If different criteria is applied, one which reads what is on the page and then “interprets” something from that then we are in danger of finding ourselves at a different destination than intended, because we have “interpreted” the Word of God instead of letting His Word interpret itself.


For instance, when reading Romans 9:10-11, Genesis 8:21, and/or Deuteronomy 1:39 we believe the literal words on the page mean exactly what they say (thus the reason we check out multiple versions and use the Strong’s extensively), and for us the Scriptural principle would be that these same words give us an example of a universal principle: a principle that this is true for all unborn children. That is why we believe it is recorded in the Word of God, to instruct us in life and godliness, for according to the Word, it contains everything pertaining to life and godliness. The Scriptures in Genesis 8:21 and Deuteronomy 1:29 are certainly compatible with what is being said in Romans 9 further verifying the truth of no prenatal sin. However, the theory being discussed appears to take a different approach: it seems to reach an opposite conclusion to the one given literally, nor does the response “flow in the same direction” to the literal meaning in rendering a principle or “interpretation” from the passage.

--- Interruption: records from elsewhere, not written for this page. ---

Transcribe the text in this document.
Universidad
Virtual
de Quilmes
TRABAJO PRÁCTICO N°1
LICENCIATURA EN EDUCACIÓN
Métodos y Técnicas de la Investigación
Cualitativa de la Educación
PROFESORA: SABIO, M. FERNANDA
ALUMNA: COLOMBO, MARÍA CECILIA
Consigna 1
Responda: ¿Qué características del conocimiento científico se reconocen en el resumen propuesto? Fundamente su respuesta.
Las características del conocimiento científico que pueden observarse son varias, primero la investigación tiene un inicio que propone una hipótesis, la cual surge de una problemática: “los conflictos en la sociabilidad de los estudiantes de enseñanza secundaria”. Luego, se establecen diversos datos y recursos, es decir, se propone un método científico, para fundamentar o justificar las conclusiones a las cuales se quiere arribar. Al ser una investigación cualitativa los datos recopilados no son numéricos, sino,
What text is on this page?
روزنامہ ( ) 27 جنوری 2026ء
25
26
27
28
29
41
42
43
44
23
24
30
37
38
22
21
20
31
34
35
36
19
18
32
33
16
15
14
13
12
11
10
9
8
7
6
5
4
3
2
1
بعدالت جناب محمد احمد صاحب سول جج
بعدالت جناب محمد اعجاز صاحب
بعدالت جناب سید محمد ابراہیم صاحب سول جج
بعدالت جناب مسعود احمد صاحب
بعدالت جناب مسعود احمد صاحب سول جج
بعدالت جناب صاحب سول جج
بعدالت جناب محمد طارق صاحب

If we suppose on the Word, we’ll get into trouble and be led down the wrong path. We know that the mindset of looking at what happened to the child in the womb has led a large number who have investigated this into looking at what happened before the womb and this has led them into a belief in reincarnation and taken them off the “narrow path” of the Word of God.


We hope the reader will investigate these Scriptures for himself and see if they really say what we’ve written. Believers in Messiah Y’shau have the same Ruach – Holy Spirit – who can lead and guide us into the truth. But, for truth to be truth, there can only be one and it is our God who holds the key.